No firm wants to have to restate their CP due to errors. The GIPS error correction requirements are labor- and time-intensive, and restatement can raise a red flag with clients as well as prospects. Fortunately, there are software solutions that take underlying data directly from an advisor’s accounting or composite maintenance system to automatically calculate statistics, update disclosures and produce a complete CP. Some systems also provide overall compliance benefits by generating required disclosures on supplementary sales slides and putting safeguards in place to make sure the CP is included in every marketing presentation.
GIPS Compliance – Differentiator Today, Must-Have Of The Future?
Complying with the GIPS standards is good for both investors and their financial advisors. While the standards may seem overwhelming at first, with proper guidance and thoughtful execution it is easy to make GIPS compliance part of a firm’s operational DNA — especially with new technologies that automate and streamline the entire CP production and compliance process.
Taking the steps to comply allows you to differentiate yourself from your competition and start a conversation with clients about the importance of transparency. The GIPS presentation requirements also create the framework for you to compile your performance and present it in a straightforward way that is easy for investors to understand, while giving you the peace of mind that comes from knowing you are adhering to industry best practices for calculating and presenting performance returns.

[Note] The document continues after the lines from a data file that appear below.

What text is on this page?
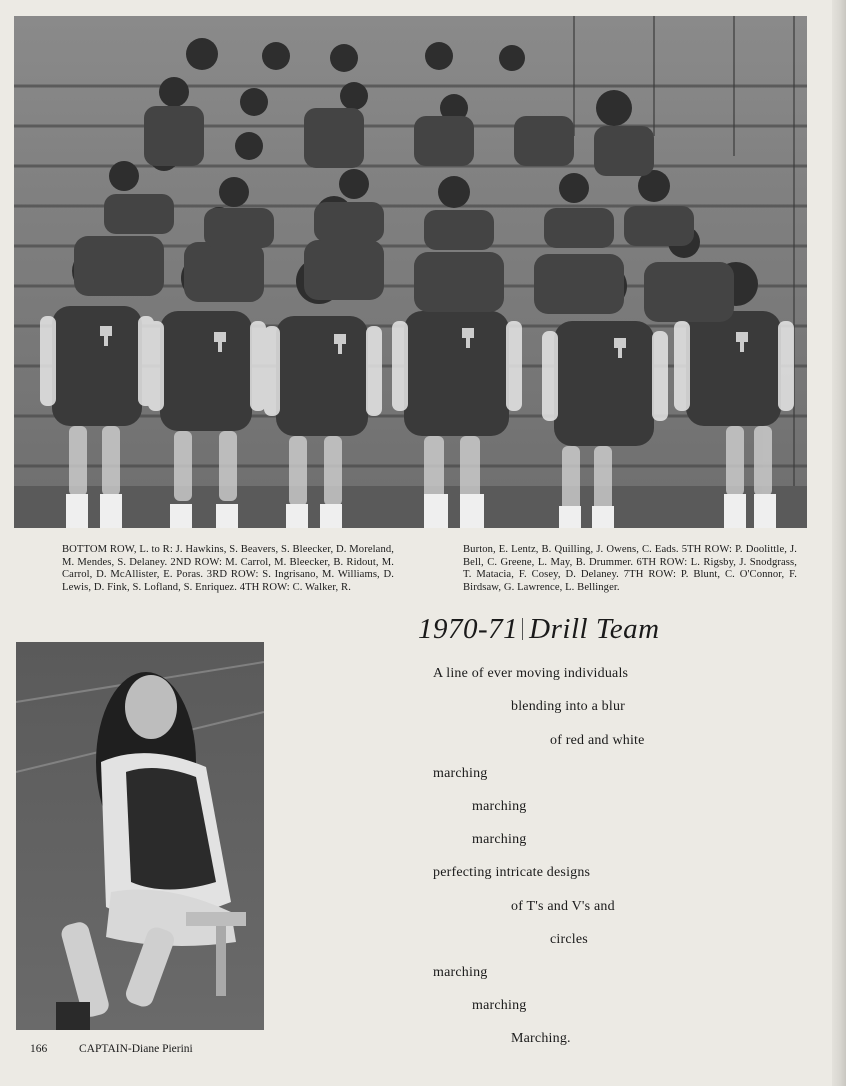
BOTTOM ROW, L. to R: J. Hawkins, S. Beavers, S. Bleecker, D. Moreland, M. Mendes, S. Delaney. 2ND ROW: M. Carrol, M. Bleecker, B. Ridout, M. Carrol, D. McAllister, E. Poras. 3RD ROW: S. Ingrisano, M. Williams, D. Lewis, D. Fink, S. Lofland, S. Enriquez. 4TH ROW: C. Walker, R.
Burton, E. Lentz, B. Quilling, J. Owens, C. Eads. 5TH ROW: P. Doolittle, J. Bell, C. Greene, L. May, B. Drummer. 6TH ROW: L. Rigsby, J. Snodgrass, T. Matacia, F. Cosey, D. Delaney. 7TH ROW: P. Blunt, C. O'Connor, F. Birdsaw, G. Lawrence, L. Bellinger.
1970-71 Drill Team
A line of ever moving individuals
blending into a blur
of red and white
marching
marching
marching
perfecting intricate designs
of T's and V's and
circles
marching
marching
Marching.
166	CAPTAIN-Diane Pierini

While GIPS compliance may not seem like a “must have” today, you will be better off being ahead of the curve by giving some thought to how you calculate performance and how you document and maintain relevant processes. Once firms realize they need to be GIPS-compliant in order to win certain mandates, it is often too late to begin the process. If you start laying the foundation today — adopting controls, maintaining records, tracking strategy changes and implementing technology — then you will be well-positioned when prospective clients inevitably start asking to see performance results.
So what do you think? Does your advisory firm report GIPS-compliant results? How has it impacted your business? Or are you a firm considering whether to pursue GIPS compliance in the future?